Friday, August 31, 2012

Stacking Hay


 My childhood recollections of stacking hay involve the ’48 Dodge 2-ton flatbed and a lot of sweat.

My brother was about 10 years old at the time, and he was drafted to drive the truck through the field.  My dad and several uncles spread out around the truck setting the bales up onto the bed where my grandfather stacked them.  When the truck was full, Dad would drive it over to the haystack for unloading.

Each bale was carried to the truck and lifted several times: once to the truck bed, once up onto the load on the truck, then off the truck and into the stack.

As a teenager I helped stack hay from the same field, but this time with an elevator that lifted the bales up onto the truck – eliminating the three uncles.  We still had to transfer the load of hay to the stack, but we had saved a lot of manpower with the use of that elevator

Then I was introduced to buck-rakes and a loader tractor with a grapple head.  A couple of us budding racecar drivers were given contraptions built on old pickup frames that had “sweeps” affixed to the front.  We drove through the field scooping up bales, and hauled them in loads of ten to the vicinity of the stack where we deposited the bales in rows.  A tractor then packed our bales together, and hydraullicly-operated tines gripped 8 bales at a time to set them up and make a perfect stack.  The bales were seldom touched by human hands until it was time to feed them out next winter.

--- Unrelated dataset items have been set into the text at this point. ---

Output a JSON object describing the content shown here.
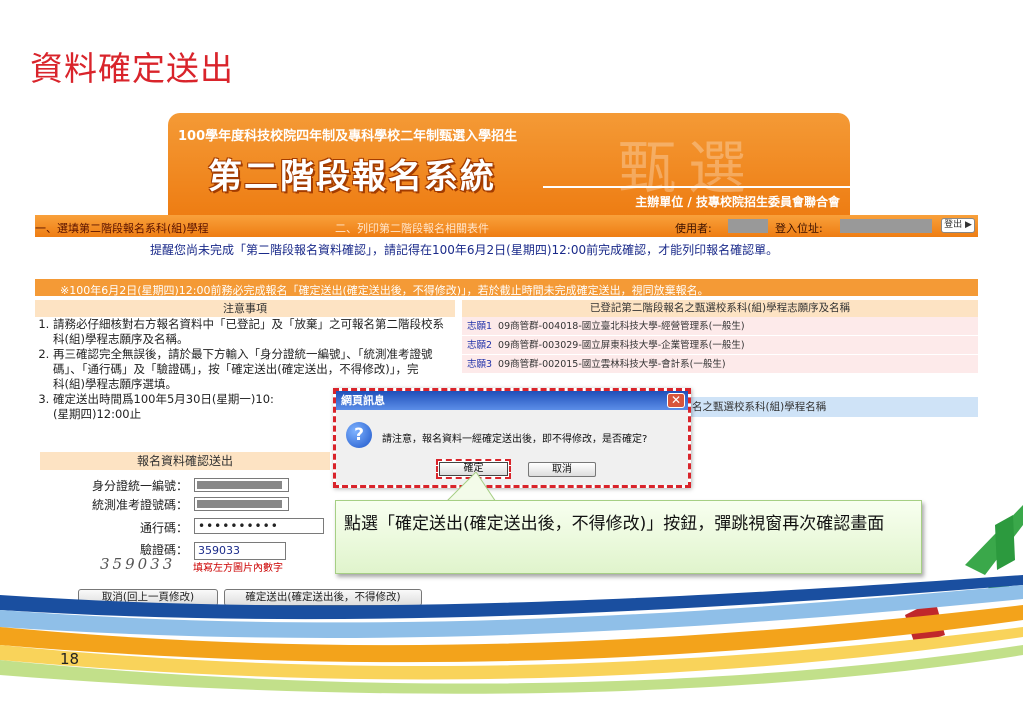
{
  "slide": {
    "title": "資料確定送出",
    "page_number": "18"
  },
  "banner": {
    "subtitle": "100學年度科技校院四年制及專科學校二年制甄選入學招生",
    "main_title": "第二階段報名系統",
    "watermark": "甄選",
    "organizer": "主辦單位 / 技專校院招生委員會聯合會"
  },
  "topbar": {
    "step1": "一、選填第二階段報名系科(組)學程",
    "step2": "二、列印第二階段報名相關表件",
    "user_label": "使用者:",
    "ip_label": "登入位址:",
    "logout_label": "登出"
  },
  "reminder": "提醒您尚未完成「第二階段報名資料確認」，請記得在100年6月2日(星期四)12:00前完成確認，才能列印報名確認單。",
  "deadline": "※100年6月2日(星期四)12:00前務必完成報名「確定送出(確定送出後，不得修改)」，若於截止時間未完成確定送出，視同放棄報名。",
  "notes": {
    "heading": "注意事項",
    "items": [
      "請務必仔細核對右方報名資料中「已登記」及「放棄」之可報名第二階段校系科(組)學程志願序及名稱。",
      "再三確認完全無誤後，請於最下方輸入「身分證統一編號」、「統測准考證號碼」、「通行碼」及「驗證碼」，按「確定送出(確定送出，不得修改)」，完",
      "確定送出時間爲100年5月30日(星期一)10:"
    ],
    "extra_line2": "科(組)學程志願序選填。",
    "extra_line3": "(星期四)12:00止"
  },
  "form": {
    "heading": "報名資料確認送出",
    "id_label": "身分證統一編號：",
    "exam_label": "統測准考證號碼：",
    "pass_label": "通行碼：",
    "pass_value": "••••••••••",
    "captcha_label": "驗證碼：",
    "captcha_value": "359033",
    "captcha_image": "359033",
    "captcha_hint": "填寫左方圖片內數字",
    "cancel_button": "取消(回上一頁修改)",
    "submit_button": "確定送出(確定送出後，不得修改)"
  },
  "registered": {
    "heading": "已登記第二階段報名之甄選校系科(組)學程志願序及名稱",
    "rows": [
      {
        "wish": "志願1",
        "text": "09商管群-004018-國立臺北科技大學-經營管理系(一般生)"
      },
      {
        "wish": "志願2",
        "text": "09商管群-003029-國立屏東科技大學-企業管理系(一般生)"
      },
      {
        "wish": "志願3",
        "text": "09商管群-002015-國立雲林科技大學-會計系(一般生)"
      }
    ],
    "abandoned_heading": "名之甄選校系科(組)學程名稱"
  },
  "dialog": {
    "title": "網頁訊息",
    "close": "✕",
    "icon": "?",
    "message": "請注意，報名資料一經確定送出後，即不得修改，是否確定?",
    "ok": "確定",
    "cancel": "取消"
  },
  "callout": "點選「確定送出(確定送出後，不得修改)」按鈕，彈跳視窗再次確認畫面",
  "colors": {
    "accent_red": "#d9242b",
    "banner_orange": "#ee7d13",
    "callout_green": "#e0f4cc"
  }
}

That system had sped up the hay-stacking process considerably, but still required 3 men to accomplish.  In the early 1970s, however, a new machine was introduced:  the New Holland Balewagon  could gather an entire field of bales and put them in the stack with only one operator.  The machine was expensive - but good help is not cheap, and is getting ever harder to find.

Of course most ranches have long since gone to big round bales that are handled exclusively by hydrauliclly-equipped tractors and pickups.  But for the last forty years the stackwagon has been the standard for any of us still feeding small square bales.  ( For my opinion of big round bales, see my blog post http://mellinniumcowboy.blogspot.com/2011/04/so-many-so-wrong.html )

The balewagon is a big beast, but in good bales on flat ground it can be fun to operate.  The first step is line up the chute with a bale and scoop it up onto the first table.   


When three bales have accumulated, the table trips and sets them up onto the second table.


When five tables of three have been tipped up, the second table trips and swings up to set those 15 bales onto the load rack.


When the load rack is full the rig is driven to the stackyard where the load is tipped up into the stack.

In theory, 5-ton loads of hay are now untouched by human hands as they are picked from the fields by one man and put up into a stack – but that’s another story.